February 06, 2004
Norquist to be investigated?

Remember this article about how Grover Norquist was going to help the GOP gain complete domination of American politics? Turns out it may contain a confession of wrongdoing in it:

Diners brushed past the men unaware, as Ken Mehlman and Grover Norquist hopscotched across state lines, refining what Norquist calls, with a wink, "our secret plan to seize power." Mehlman, the Bush-Cheney campaign manager, and Norquist, gardener of the conservative grass roots, were discussing a new tactic for the 2004 election: The campaign would activate the conservative base as it never had before.

Norquist, 47, is known for his weekly strategy sessions of conservatives, a Washington institution. But quietly, for the past five years, he also has been building a network of "mini-Grover" franchises. He has crisscrossed the country, hand-picking leaders, organizing meetings of right-wing advocates in 37 states. The network will meet its first test in the presidential race. On this evening at Harry's, several blocks from campaign headquarters in Arlington, Norquist presented his master contact list to Mehlman, mapped out and bound in a book.

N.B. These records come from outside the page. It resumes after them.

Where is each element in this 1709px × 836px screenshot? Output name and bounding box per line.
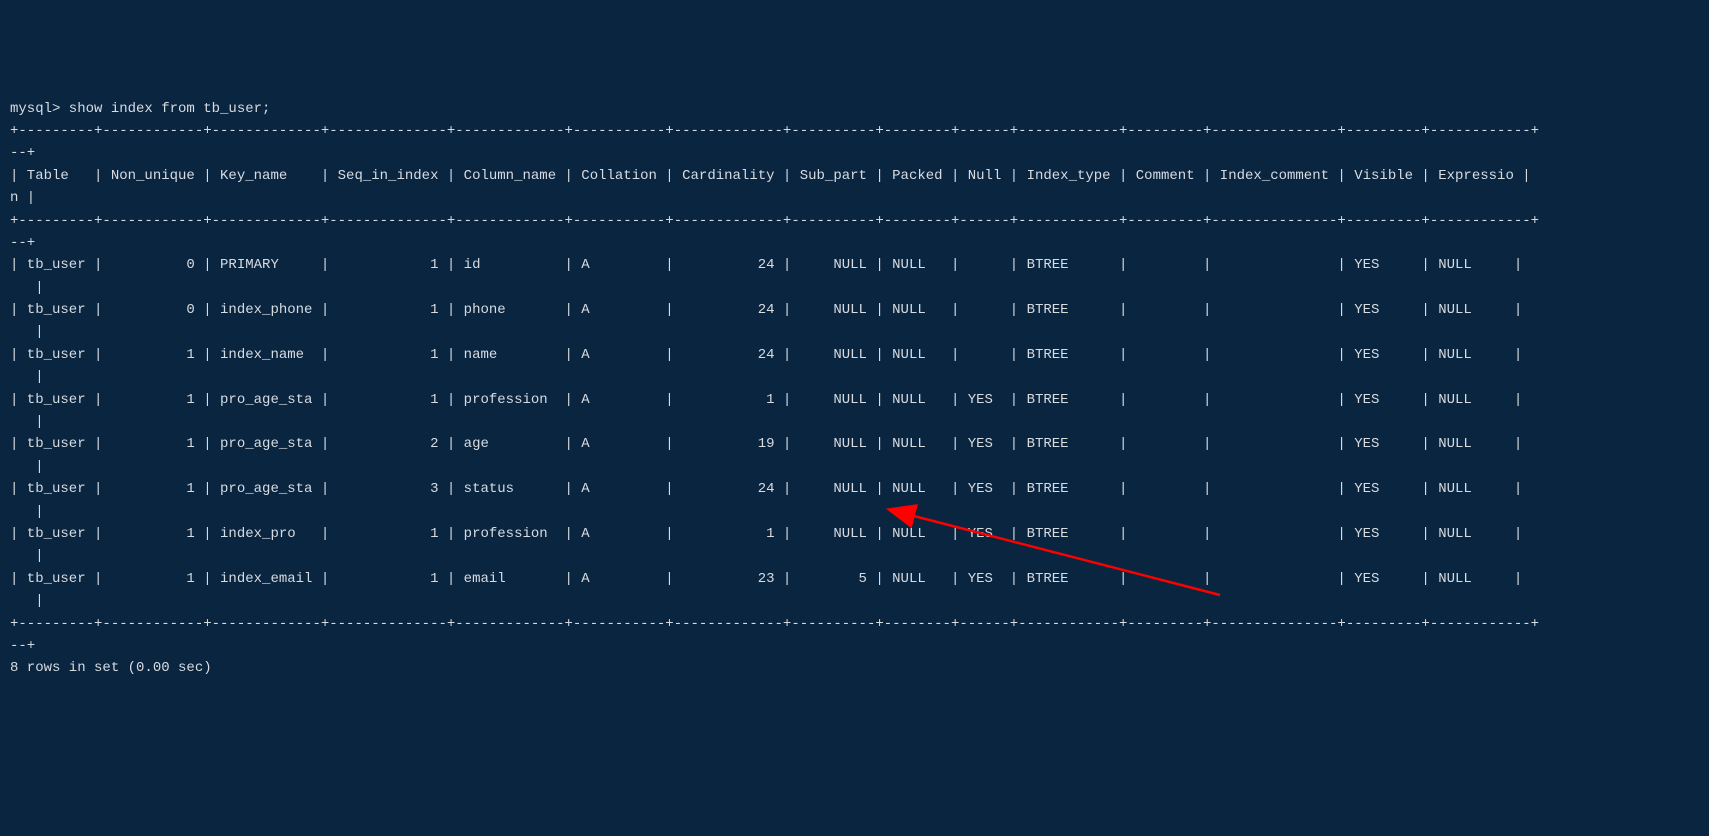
table-wrap-line: | (10, 590, 1699, 612)
result-summary: 8 rows in set (0.00 sec) (10, 657, 1699, 679)
table-header-row: | Table | Non_unique | Key_name | Seq_in… (10, 165, 1699, 187)
table-separator: +---------+------------+-------------+--… (10, 210, 1699, 232)
table-wrap-line: | (10, 366, 1699, 388)
table-wrap-line: n | (10, 187, 1699, 209)
table-wrap-line: --+ (10, 142, 1699, 164)
table-row: | tb_user | 0 | PRIMARY | 1 | id | A | 2… (10, 254, 1699, 276)
table-wrap-line: --+ (10, 232, 1699, 254)
table-separator: +---------+------------+-------------+--… (10, 613, 1699, 635)
table-row: | tb_user | 1 | pro_age_sta | 2 | age | … (10, 433, 1699, 455)
table-wrap-line: | (10, 456, 1699, 478)
table-row: | tb_user | 1 | index_email | 1 | email … (10, 568, 1699, 590)
table-wrap-line: --+ (10, 635, 1699, 657)
mysql-prompt: mysql> show index from tb_user; (10, 98, 1699, 120)
table-row: | tb_user | 1 | pro_age_sta | 1 | profes… (10, 389, 1699, 411)
table-separator: +---------+------------+-------------+--… (10, 120, 1699, 142)
table-row: | tb_user | 1 | pro_age_sta | 3 | status… (10, 478, 1699, 500)
table-row: | tb_user | 1 | index_pro | 1 | professi… (10, 523, 1699, 545)
table-row: | tb_user | 1 | index_name | 1 | name | … (10, 344, 1699, 366)
table-wrap-line: | (10, 501, 1699, 523)
table-wrap-line: | (10, 545, 1699, 567)
mysql-terminal-output: mysql> show index from tb_user;+--------… (10, 98, 1699, 680)
table-wrap-line: | (10, 411, 1699, 433)
table-wrap-line: | (10, 277, 1699, 299)
table-wrap-line: | (10, 321, 1699, 343)
table-row: | tb_user | 0 | index_phone | 1 | phone … (10, 299, 1699, 321)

"Fabulous, Grover. Awesome," Mehlman said, scanning the book like a hungry man reading a menu. "We're going to take that energy and harness it."

The binder was Norquist's gift to the presidential race.

Problem is, the gift of that binder may be in violation of campaign finance laws, according to Citizens for Responsibility and Ethics in Washington (CREW).

Americans for Tax Reform is a corporation and campaigns are prohibited from accepting contributions from corporations. According to FEC regulations, Bush-Cheney could not accept the list if it came directly from Americans for Tax Reform. CREW believes that Bush-Cheney may have also violated FEC filing requirements by failing to record the contribution of the list.

Forbes Magazine first noted this right after the WaPo article came out, but it's only just now that the FEC complaint has been filed. Here's CREW's statement, in which they also point out that even if Norquist could claim that his master list was his sole personal property, it would still have value in excess of the $2000 hard money limit.

Grover, Grover, Grover. What words will you use to describe Melanie Sloan and the FEC now that you've already called everyone you don't like Nazis? Those are the risks you take with hyperbole abuse, I guess.

Thanks to Alfredo Garcia for the tip.

Posted by Charles Kuffner on February 06, 2004 to Scandalized! | TrackBack

More Norquist. It's pretty nasty stuff, even for him.

Posted by: Linkmeister on February 6, 2004 8:02 PM

If Norquist is charged, and all the people named in his book of lists scurry like rats, perhaps that will reduce his disreputable effort to a size such that we can drown it in a bathtub.

Posted by: Steve Bates on February 7, 2004 7:40 PM

I wonder if there has been anyone else born in the twentieth century given the name grover.

Posted by: Tek_XX on February 8, 2004 1:10 AM

Steve Bates wrote,
"If Norquist is charged, and all the people named in his book of lists scurry like rats, perhaps that will reduce his disreputable effort to a size such that we can drown it in a bathtub."

I hate to rain on this parade, but an FEC investigation is about as meaningful as the Bush committee's forthcoming investigation of "intelligence failures."

From WaPo 2/12/97 "The Little Agency that Can't":
"Congress also imposed stringent limits on the FEC's powers: The commission can't launch criminal investigations, can't impose penalties on its own, can't get court injunctions before elections to halt illegal activity."

Posted by: Handy Fuse on February 8, 2004 9:02 AM

Handy Fuse, you're taking me waaay too seriously. I was just playing with Norquist's most famous quote. You're right about the FEC, though.